St. Xavier's College, Palayamkottai, is a Jesuit college of arts and science affiliated to Manonmaniam Sundaranar University, Tamil Nadu, India. The college was founded in 1923 by Jesuit Fr. Jerome D'Souza (1897–1977). The college is ranked 36th among colleges in India by the National Institutional Ranking Framework (NIRF) in 2024.

==Academics==
The Bachelor of Arts degree (BA) is offered in English and economics, besides a Bachelor of Commerce (BCom). The Bachelor of Science (BSc) is offered in mathematics, physics, chemistry, computer science, botany, and zoology. The Master of Arts (MA) is offered in Tamil and folklore and communication, along with the Master of Commerce (M.Com.). The Master of Science (MSc) is offered in mathematics, botany, and zoology. Part-time and full-time programmes award the Master of Philosophy (MPhil) in Tamil, mathematics, and zoology. The doctorate (PhD) is offered in Tamil, English, folklore and communication, commerce, mathematics, physics, chemistry, computer science, botany, and zoology.
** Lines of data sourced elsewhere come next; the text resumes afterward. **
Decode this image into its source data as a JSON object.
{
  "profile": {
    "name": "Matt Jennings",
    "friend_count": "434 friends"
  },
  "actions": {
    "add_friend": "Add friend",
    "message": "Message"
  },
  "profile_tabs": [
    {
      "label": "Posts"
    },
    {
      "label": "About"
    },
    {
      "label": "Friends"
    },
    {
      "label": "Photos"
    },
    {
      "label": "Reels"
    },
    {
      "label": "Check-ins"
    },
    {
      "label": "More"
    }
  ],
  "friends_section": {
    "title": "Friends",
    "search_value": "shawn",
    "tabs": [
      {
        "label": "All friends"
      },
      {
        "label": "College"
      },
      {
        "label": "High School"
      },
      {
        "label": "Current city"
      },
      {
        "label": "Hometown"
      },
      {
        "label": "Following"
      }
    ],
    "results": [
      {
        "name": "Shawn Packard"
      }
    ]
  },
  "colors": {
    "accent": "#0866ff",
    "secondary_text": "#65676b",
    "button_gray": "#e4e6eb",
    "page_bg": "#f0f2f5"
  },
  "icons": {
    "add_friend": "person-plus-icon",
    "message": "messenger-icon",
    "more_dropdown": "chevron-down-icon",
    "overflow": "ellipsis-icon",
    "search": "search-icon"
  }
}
"Sciencia Acta Xaveriana" (SAX) is an international research journal of basic and applied sciences which publishes original research papers, review articles, book reviews, and dissertation abstracts in the various areas of science. It has been published twice annually since 2010.

==Alumni==
The college has an active Alumni Association. One of its projects is the medical service extended to the students, the teaching community of the college, and the public in the area. It offers blood analysis and other tests also like electrocardiogram (ECG) at a reduced price.

Prominent alumni
- Mar Sebastian Valloppilly: First Bishop of the Archeparchy of Tellicherry
- W. Selvamurthy: Former Chief controller of DRDO and current President of Amity University, Noida.
- S. Muthusamy: former Member of the Legislative Assembly; transport minister & health minister.
- M. Arunachalam: former Member of Parliament
- V. Gopalsamy (Vaiko): founder Marumalarchi Dravida Munnetra Kazhagam political party
- S. Peter Alphonse: Member of Legislative Assembly
- Thalavai Sundaram Pillai: former Member of the Legislative Assembly
- S.A. Chandrasekhar: Indian film director, producer, and writer
- Po. Ma. Rajamani: scholar, writer of 79 books in Tamil
- Vijay Antony: Indian music composer, playback singer, actor, lyricist and film maker.
U. Sankar, former director, Madras School of Economics, Member Tamil Nadu State
  Planning Commission 2001 -04, UGC NATIONAL AWARD IN ECONOMICS2006, ICSSR national
  FELLOW 2003,2004, AUTHOR, The Economics of India's Space Programme 0UP 2007

==Xavier Institute of Business Administration==

Xavier Institute of Business Administration (XIBA) was started in August 2012 as the Department of Master of Business Administration, affiliated to Manonmaniam Sundaranar University, Tirunelveli, and approved by AICTE. XIBA offers a two years Master's programme (MBA).

===Curriculum===
The academic programme consists of 4 semesters spread over two years. First year courses cover basics of finance and accounting, marketing, organizational behaviour, communication skills, production, and quantitative techniques. In addition each student studies French or Hindi. The first summer is spent in a six to eight-week internship, which concludes with both written and oral reports. The internship programme begins with weekly projects in a place close to the institute. Later, summer internship gives a longer stay in an industry for a deeper learning experience.
The second year involves specialization in two core areas of management such as finance, marketing, operations and human resource management.
XIBA also hosts about a dozen active clubs of a professional, social, or religious nature.
 There is also a post-graduate department of business studies. The Institute publishes the XIBA Business Review.